GABITRIL Offers a Low Potential for Drug Interactions¹

• No known clinically significant effect on steady-state plasma levels of phenytoin, carbamazepine, valproate, phenobarbital,^† or primidone^†

Effects of other drugs on GABITRIL

• Valproate had no effect on pharmacokinetics, but in vitro, a 40% increase in free tiagabine was observed^‡
• Tiagabine clearance is 60% greater in patients receiving carbamazepine, phenytoin, and phenobarbital (primidone)^§
• Hepatic enzyme-inducing drugs reduce half-life to 2-5 hours

Postmarketing reports have shown that GABITRIL has been associated with new onset seizures and status epilepticus in patients without epilepsy. Dose may be an important predisposing factor in the development of seizures, although seizures have been reported in patients taking daily doses of GABITRIL as low as 4 mg/day. In most cases, patients were using concomitant medications (antidepressants, antipsychotics, stimulants, narcotics) considered to lower the seizure threshold. Some seizures have been observed near the time of a dose increase, even after periods of prior stable dosing.

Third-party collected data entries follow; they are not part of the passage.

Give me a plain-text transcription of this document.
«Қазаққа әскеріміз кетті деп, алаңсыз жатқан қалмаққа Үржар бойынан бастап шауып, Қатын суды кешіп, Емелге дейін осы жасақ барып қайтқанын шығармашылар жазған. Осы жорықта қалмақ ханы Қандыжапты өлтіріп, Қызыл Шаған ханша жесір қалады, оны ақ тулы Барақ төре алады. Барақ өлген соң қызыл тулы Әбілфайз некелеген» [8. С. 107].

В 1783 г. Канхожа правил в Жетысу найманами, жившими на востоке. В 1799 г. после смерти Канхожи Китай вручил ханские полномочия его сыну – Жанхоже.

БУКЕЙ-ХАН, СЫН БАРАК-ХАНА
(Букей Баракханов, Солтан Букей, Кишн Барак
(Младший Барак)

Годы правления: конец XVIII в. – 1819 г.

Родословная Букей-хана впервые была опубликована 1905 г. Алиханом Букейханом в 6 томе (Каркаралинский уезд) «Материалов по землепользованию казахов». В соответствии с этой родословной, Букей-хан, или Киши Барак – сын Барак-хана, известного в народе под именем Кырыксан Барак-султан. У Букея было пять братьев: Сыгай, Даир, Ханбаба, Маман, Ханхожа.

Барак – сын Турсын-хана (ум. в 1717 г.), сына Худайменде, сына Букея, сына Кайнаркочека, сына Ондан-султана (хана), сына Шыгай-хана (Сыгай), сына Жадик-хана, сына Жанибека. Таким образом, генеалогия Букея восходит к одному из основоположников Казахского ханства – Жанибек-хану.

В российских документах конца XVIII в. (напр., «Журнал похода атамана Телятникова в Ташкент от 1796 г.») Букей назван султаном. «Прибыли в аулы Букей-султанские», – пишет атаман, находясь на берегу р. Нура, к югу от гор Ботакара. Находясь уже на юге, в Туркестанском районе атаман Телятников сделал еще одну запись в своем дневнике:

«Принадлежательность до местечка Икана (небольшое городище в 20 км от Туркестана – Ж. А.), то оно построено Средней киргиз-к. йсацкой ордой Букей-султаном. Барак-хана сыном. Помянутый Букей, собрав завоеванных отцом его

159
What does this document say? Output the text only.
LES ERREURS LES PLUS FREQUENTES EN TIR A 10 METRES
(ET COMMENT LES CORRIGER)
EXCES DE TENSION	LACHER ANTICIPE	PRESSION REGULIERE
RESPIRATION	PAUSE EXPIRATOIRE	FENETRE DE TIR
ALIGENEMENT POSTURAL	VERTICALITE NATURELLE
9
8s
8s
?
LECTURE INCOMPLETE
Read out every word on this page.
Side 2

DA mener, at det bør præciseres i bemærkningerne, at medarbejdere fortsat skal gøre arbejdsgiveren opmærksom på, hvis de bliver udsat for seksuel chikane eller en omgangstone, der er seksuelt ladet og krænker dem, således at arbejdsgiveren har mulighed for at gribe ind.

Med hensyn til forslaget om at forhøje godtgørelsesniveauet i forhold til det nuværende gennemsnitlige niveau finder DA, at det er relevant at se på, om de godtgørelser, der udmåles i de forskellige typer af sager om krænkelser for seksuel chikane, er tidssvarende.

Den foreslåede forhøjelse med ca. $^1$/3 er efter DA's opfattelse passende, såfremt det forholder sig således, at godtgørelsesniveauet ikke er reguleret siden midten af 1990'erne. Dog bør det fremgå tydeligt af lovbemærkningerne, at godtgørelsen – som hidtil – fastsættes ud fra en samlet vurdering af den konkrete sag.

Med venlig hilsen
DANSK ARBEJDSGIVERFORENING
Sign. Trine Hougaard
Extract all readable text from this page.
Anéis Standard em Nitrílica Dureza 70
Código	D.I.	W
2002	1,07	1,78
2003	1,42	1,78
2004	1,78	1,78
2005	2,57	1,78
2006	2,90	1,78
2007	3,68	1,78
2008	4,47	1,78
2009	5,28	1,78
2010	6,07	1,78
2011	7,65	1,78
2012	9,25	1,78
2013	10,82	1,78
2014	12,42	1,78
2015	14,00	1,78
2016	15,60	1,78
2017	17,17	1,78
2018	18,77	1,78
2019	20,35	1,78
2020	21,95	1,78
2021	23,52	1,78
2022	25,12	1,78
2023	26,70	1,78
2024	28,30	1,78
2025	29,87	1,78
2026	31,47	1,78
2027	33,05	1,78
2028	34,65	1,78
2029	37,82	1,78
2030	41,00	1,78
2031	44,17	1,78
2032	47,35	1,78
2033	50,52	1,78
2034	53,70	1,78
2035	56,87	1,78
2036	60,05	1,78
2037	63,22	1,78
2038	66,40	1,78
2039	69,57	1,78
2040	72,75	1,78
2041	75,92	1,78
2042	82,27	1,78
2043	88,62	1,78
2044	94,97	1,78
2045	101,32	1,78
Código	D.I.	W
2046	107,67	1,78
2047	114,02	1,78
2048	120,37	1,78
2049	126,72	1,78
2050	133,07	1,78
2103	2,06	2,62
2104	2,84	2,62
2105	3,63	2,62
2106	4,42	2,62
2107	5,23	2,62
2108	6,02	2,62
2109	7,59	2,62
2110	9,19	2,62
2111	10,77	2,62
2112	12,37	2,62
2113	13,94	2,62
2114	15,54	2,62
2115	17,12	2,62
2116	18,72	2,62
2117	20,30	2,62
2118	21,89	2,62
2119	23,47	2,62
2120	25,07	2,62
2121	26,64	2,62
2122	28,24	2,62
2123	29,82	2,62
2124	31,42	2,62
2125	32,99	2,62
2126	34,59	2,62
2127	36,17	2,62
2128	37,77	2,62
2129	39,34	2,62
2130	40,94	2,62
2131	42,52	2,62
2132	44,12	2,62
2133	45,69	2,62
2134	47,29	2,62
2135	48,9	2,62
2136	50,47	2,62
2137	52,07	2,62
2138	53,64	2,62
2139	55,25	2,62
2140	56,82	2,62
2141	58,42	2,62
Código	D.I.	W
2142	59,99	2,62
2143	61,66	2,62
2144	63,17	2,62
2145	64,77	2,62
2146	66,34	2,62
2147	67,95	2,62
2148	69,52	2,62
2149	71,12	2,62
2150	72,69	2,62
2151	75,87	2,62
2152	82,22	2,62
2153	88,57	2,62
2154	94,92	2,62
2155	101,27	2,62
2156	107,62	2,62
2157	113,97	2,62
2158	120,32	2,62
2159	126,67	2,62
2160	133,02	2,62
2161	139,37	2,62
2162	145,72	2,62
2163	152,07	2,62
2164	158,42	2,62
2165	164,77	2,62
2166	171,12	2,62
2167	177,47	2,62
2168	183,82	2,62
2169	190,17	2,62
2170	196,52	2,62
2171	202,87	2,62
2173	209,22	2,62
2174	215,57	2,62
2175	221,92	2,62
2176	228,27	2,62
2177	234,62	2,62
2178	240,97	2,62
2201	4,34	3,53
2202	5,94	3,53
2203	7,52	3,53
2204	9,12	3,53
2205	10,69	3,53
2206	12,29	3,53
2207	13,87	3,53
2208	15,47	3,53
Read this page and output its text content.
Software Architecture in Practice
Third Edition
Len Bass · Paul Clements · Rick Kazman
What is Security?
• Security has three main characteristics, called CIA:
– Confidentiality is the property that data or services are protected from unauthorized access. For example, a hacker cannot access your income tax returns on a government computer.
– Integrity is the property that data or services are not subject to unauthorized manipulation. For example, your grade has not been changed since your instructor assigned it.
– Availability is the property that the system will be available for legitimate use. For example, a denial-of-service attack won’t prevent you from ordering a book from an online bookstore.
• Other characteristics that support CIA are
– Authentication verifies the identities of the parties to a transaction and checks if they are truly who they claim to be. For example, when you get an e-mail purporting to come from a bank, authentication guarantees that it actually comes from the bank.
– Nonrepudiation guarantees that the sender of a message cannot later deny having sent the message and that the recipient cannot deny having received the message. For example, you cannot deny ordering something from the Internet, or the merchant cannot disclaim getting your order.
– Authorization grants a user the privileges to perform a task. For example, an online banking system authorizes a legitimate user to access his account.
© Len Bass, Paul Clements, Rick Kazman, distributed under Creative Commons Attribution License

In nonepileptic patients who develop seizures while on GABITRIL treatment, GABITRIL should be discontinued and patients should be evaluated for an underlying seizure disorder.

As with other anticonvulsants in the treatment of epilepsy, GABITRIL should be withdrawn gradually to minimize the potential of increased seizure frequency unless safety concerns require a more rapid withdrawal.